On average, light winds prevail during the morning light-change at the end of spring and start of summer. Generally, trout take topwaters worked slowly and steadily while winds whisper over calm, warm water. On a generic day, anglers can often extend the effective window for floating plugs by adding variable speeds into their presentations over time. Once the sun begins to cast shadows and wind speeds begin to rise, using the reel handle to create speed bursts with the lures, then pausing them and allowing them to bob up and down on the water for a few seconds often causes trout to blast off when a generic, steady pace of movement in the presentation won't.
On days when the calm lull lasts longer into the morning, slow-sinking twitch baits worked a bit under the surface often produce more strikes than topwaters as the sun gains altitude over the horizon. Adjusting lure choice and presentation in response to the conditions thus aids in the quest for consistency of productivity. Days which don't fit the stereotype often demand more radical adjustments to method and strategy.

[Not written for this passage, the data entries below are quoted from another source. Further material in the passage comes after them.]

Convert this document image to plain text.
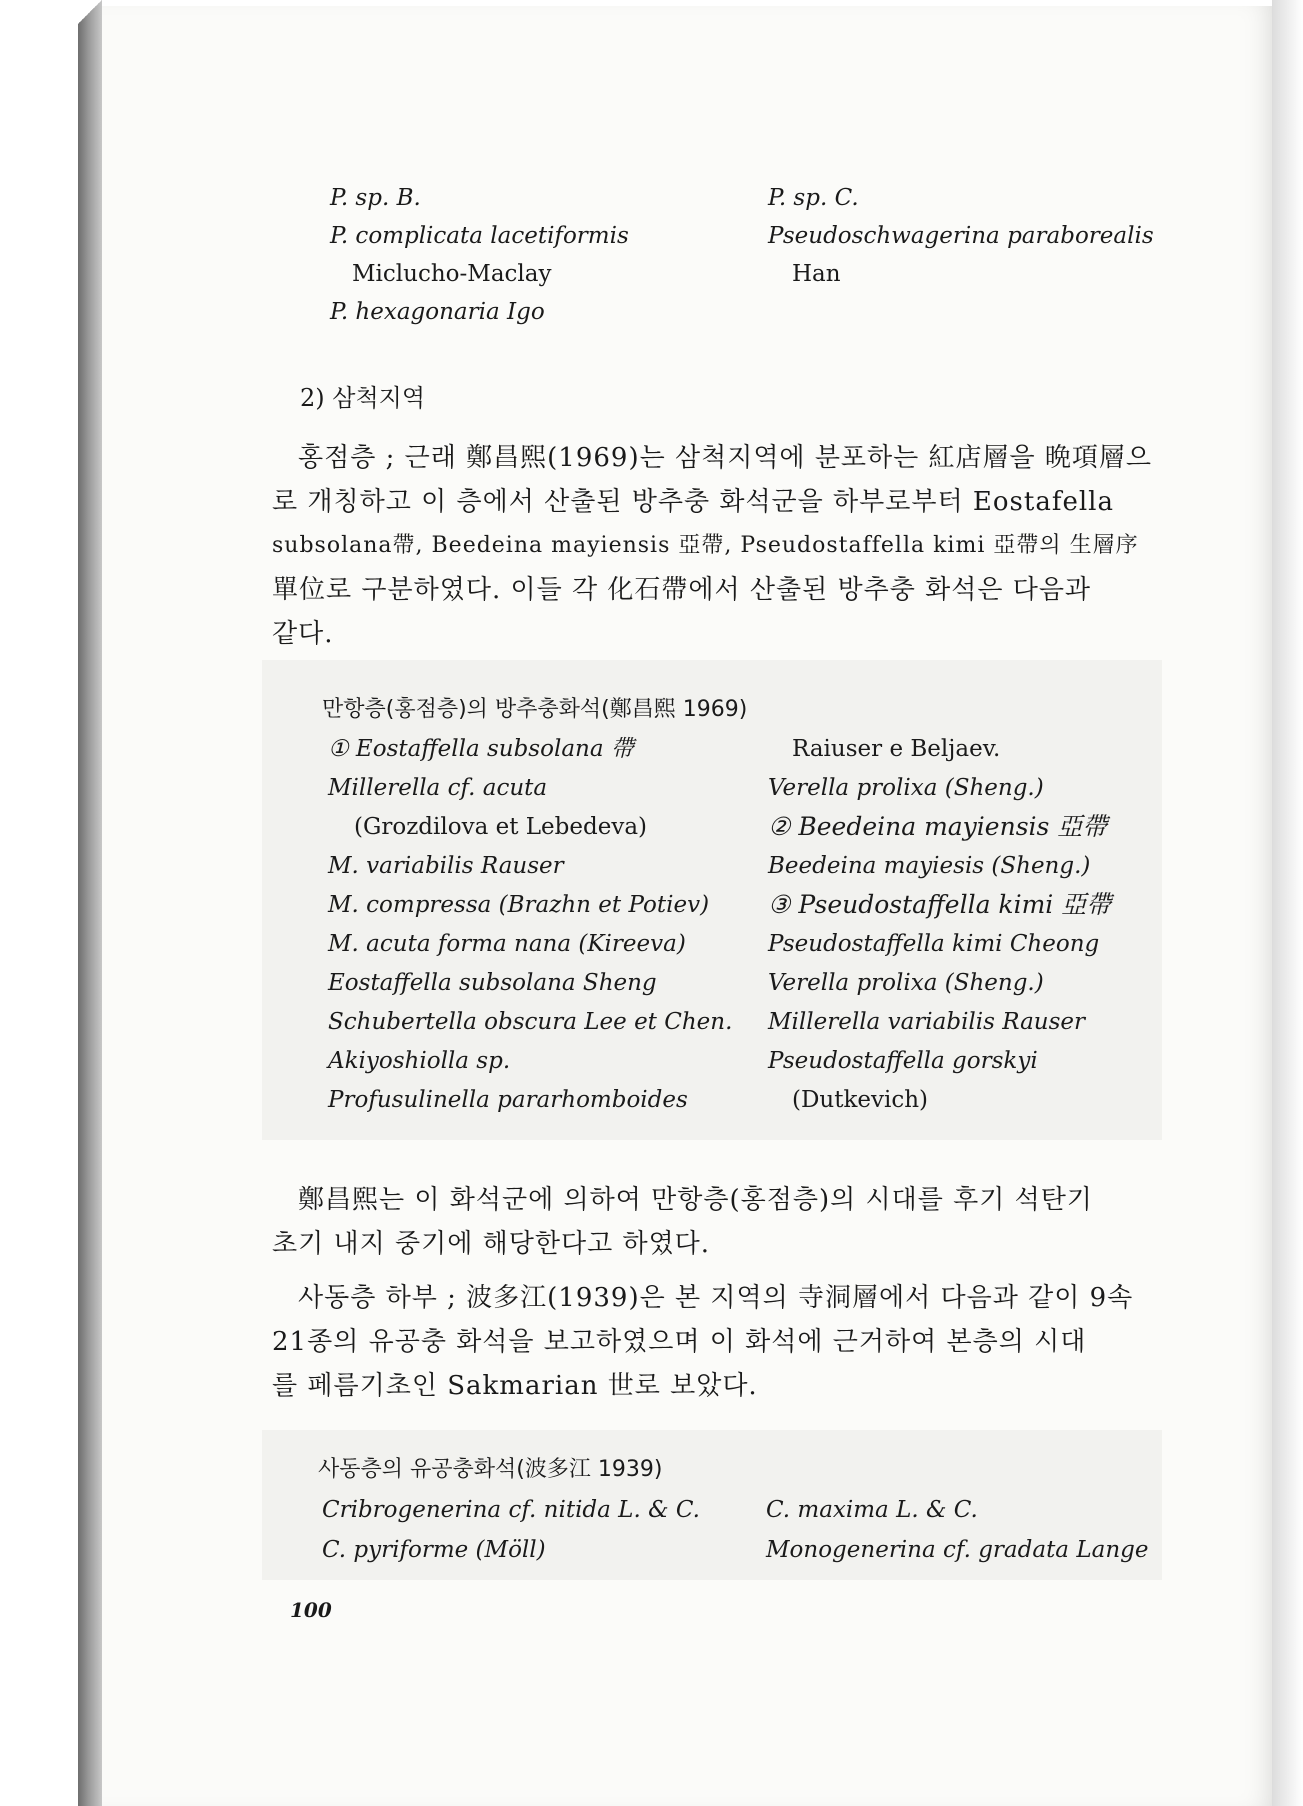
P. sp. B.
P. complicata lacetiformis
Miclucho-Maclay
P. hexagonaria Igo
P. sp. C.
Pseudoschwagerina paraborealis
Han
2) 삼척지역

홍점층 ; 근래 鄭昌熙(1969)는 삼척지역에 분포하는 紅店層을 晩項層으

로 개칭하고 이 층에서 산출된 방추충 화석군을 하부로부터 Eostafella

subsolana帶, Beedeina mayiensis 亞帶, Pseudostaffella kimi 亞帶의 生層序

單位로 구분하였다. 이들 각 化石帶에서 산출된 방추충 화석은 다음과

같다.

만항층(홍점층)의 방추충화석(鄭昌熙 1969)
① Eostaffella subsolana 帶
Millerella cf. acuta
(Grozdilova et Lebedeva)
M. variabilis Rauser
M. compressa (Brazhn et Potiev)
M. acuta forma nana (Kireeva)
Eostaffella subsolana Sheng
Schubertella obscura Lee et Chen.
Akiyoshiolla sp.
Profusulinella pararhomboides
Raiuser e Beljaev.
Verella prolixa (Sheng.)
② Beedeina mayiensis 亞帶
Beedeina mayiesis (Sheng.)
③ Pseudostaffella kimi 亞帶
Pseudostaffella kimi Cheong
Verella prolixa (Sheng.)
Millerella variabilis Rauser
Pseudostaffella gorskyi
(Dutkevich)

鄭昌熙는 이 화석군에 의하여 만항층(홍점층)의 시대를 후기 석탄기

초기 내지 중기에 해당한다고 하였다.

사동층 하부 ; 波多江(1939)은 본 지역의 寺洞層에서 다음과 같이 9속

21종의 유공충 화석을 보고하였으며 이 화석에 근거하여 본층의 시대

를 페름기초인 Sakmarian 世로 보았다.

사동층의 유공충화석(波多江 1939)
Cribrogenerina cf. nitida L. & C.
C. pyriforme (Möll)
C. maxima L. & C.
Monogenerina cf. gradata Lange
100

Some late-spring to early-summer nights end with winds whistling in the ears of anglers tossing lures around shallow shorelines and structural elements lying close to deep water. In such scenarios, the efficacy of both topwaters and twitch baits usually diminishes, creating a need to employ soft plastics from the start of an excursion. If and when the unexpected stronger winds die down, a bite on lures worked higher in the water column, even right at the surface, can definitely occur, but if medium winds persist right through the light change and into the mid-morning hours, soft plastics usually draw many more strikes.
By the time our nation's birth-month arrives, the majority of our trout tend to make shorter feeding forays into shallow areas, even those lying in close proximity to deeper, cooler water with higher levels of tidal movement. In response, savvy anglers target them by making quicker adjustments to location, lure choice and presentation, favoring soft plastics more and floating plugs less. They also make the move to presentations made lower in the water column earlier in the day, on average.When water temperatures rise to a point where they don't fall much below 80° at the end of the night, many of the trout begin staying in places with water at least seven feet deep, having no shallow shorelines or structural elements within close range. When this happens, catching them on lures becomes more difficult, at times nearly impossible, especially for those firmly committed to the strategy of wading. This change normally takes place after the middle of July. Until that time of year arrives, wading anglers who get up early and make subtle adjustments to their methods to match the type of conditions they face can continue to catch numbers of trout on lures on a daily basis, with a few big ones mixed in.